How to Perform Parighasana
- Start in a kneeling position with your knees hip-width apart.
- Extend your right leg out to the side, keeping the foot flat on the ground and toes pointing forward.
- Align your torso upright, ensuring the hips remain squared forward.
- Inhale and raise your left arm overhead, keeping it straight.
- Exhale and bend your torso towards the extended right leg, placing your right hand on the shin, ankle, or floor.
- Look up towards the raised hand, keeping your chest open and spine lengthened.
- Hold the pose for a few breaths, feeling a deep stretch along the side body.
- Inhale to return to the starting position, then repeat on the other side.
Benefits of Parighasana
- Enhances flexibility in the spine, shoulders, and side muscles.
- Stretches the hamstrings, calves, and hip flexors.
- Opens the chest and lungs, improving breathing capacity.

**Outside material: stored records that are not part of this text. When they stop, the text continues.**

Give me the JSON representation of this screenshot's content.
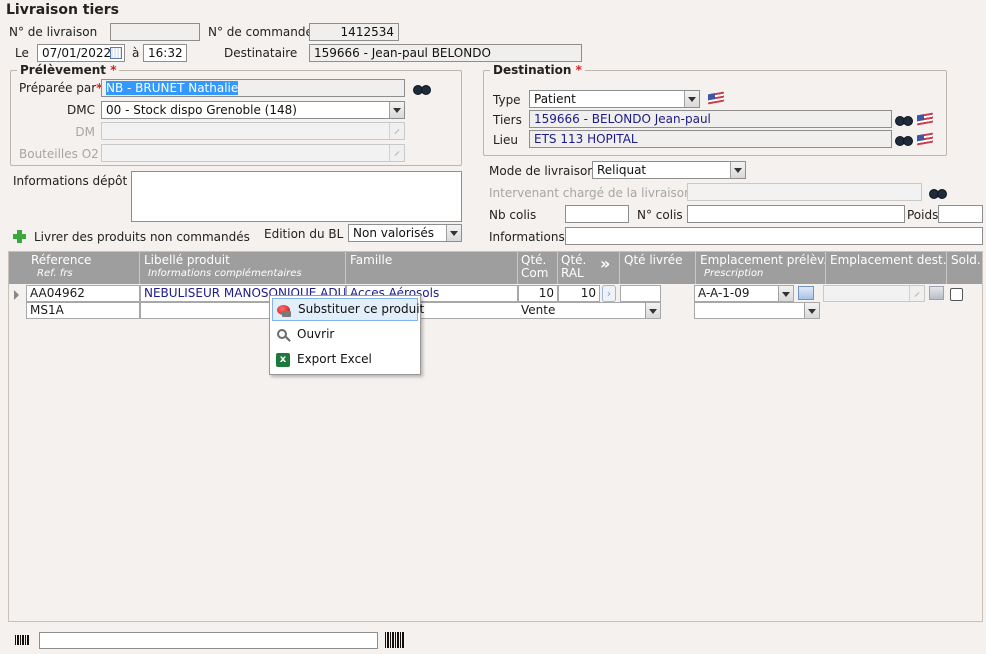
{
  "window": {
    "title": "Livraison tiers"
  },
  "header": {
    "livraison_label": "N° de livraison",
    "livraison_value": "",
    "commande_label": "N° de commande",
    "commande_value": "1412534",
    "le_label": "Le",
    "date_value": "07/01/2022",
    "a_label": "à",
    "time_value": "16:32",
    "destinataire_label": "Destinataire",
    "destinataire_value": "159666 - Jean-paul BELONDO"
  },
  "prelevement": {
    "title": "Prélèvement",
    "required_mark": "*",
    "preparee_label": "Préparée par",
    "preparee_value": "NB - BRUNET Nathalie",
    "dmc_label": "DMC",
    "dmc_value": "00 - Stock dispo Grenoble (148)",
    "dm_label": "DM",
    "dm_value": "",
    "bouteilles_label": "Bouteilles O2",
    "bouteilles_value": ""
  },
  "destination": {
    "title": "Destination",
    "required_mark": "*",
    "type_label": "Type",
    "type_value": "Patient",
    "tiers_label": "Tiers",
    "tiers_value": "159666 - BELONDO Jean-paul",
    "lieu_label": "Lieu",
    "lieu_value": "ETS 113 HOPITAL"
  },
  "livraison": {
    "mode_label": "Mode de livraison",
    "mode_value": "Reliquat",
    "intervenant_label": "Intervenant chargé de la livraison",
    "intervenant_value": "",
    "nbcolis_label": "Nb colis",
    "ncolis_label": "N° colis",
    "poids_label": "Poids",
    "informations_label": "Informations"
  },
  "depot": {
    "label": "Informations dépôt",
    "value": ""
  },
  "actions": {
    "livrer_label": "Livrer des produits non commandés",
    "edition_label": "Edition du BL",
    "edition_value": "Non valorisés"
  },
  "grid": {
    "columns": {
      "reference": "Réference",
      "ref_frs": "Ref. frs",
      "libelle": "Libellé produit",
      "infos": "Informations complémentaires",
      "famille": "Famille",
      "qte_com": [
        "Qté.",
        "Com"
      ],
      "qte_ral": [
        "Qté.",
        "RAL"
      ],
      "qte_livree": "Qté livrée",
      "empl_prelev": "Emplacement prélèv.",
      "prescription": "Prescription",
      "empl_dest": "Emplacement dest.",
      "sold": "Sold."
    },
    "rows": [
      {
        "reference": "AA04962",
        "ref_frs": "MS1A",
        "libelle": "NEBULISEUR MANOSONIQUE ADULTE",
        "famille": "Acces Aérosols",
        "famille2": "Vente",
        "qte_com": "10",
        "qte_ral": "10",
        "qte_livree": "",
        "empl_prelev": "A-A-1-09",
        "empl_dest": ""
      }
    ]
  },
  "context_menu": {
    "items": [
      {
        "label": "Substituer ce produit",
        "icon": "substitute-icon",
        "highlighted": true
      },
      {
        "label": "Ouvrir",
        "icon": "open-icon"
      },
      {
        "label": "Export Excel",
        "icon": "excel-icon"
      }
    ]
  },
  "footer": {
    "barcode_value": ""
  },
  "colors": {
    "grid_header": "#9e9e9e",
    "link_blue": "#1b1b8a",
    "required": "#d42020",
    "selection": "#3399ff"
  }
}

- Stimulates digestion and massages abdominal organs.
- Strengthens the core muscles and improves balance.
- Relieves stiffness in the back and shoulders.
Cautions and Contraindications
- Avoid if you have knee or hip injuries, as kneeling may cause discomfort.
- Be cautious with lower back pain, ensuring you don’t overstretch.
- Modify if you have neck issues by keeping the gaze neutral instead of looking up.
- Use props like a yoga block if reaching the floor strains the body.
Parighasana is an excellent pose for deepening side-body stretches and improving overall flexibility, best practiced with proper alignment and mindfulness.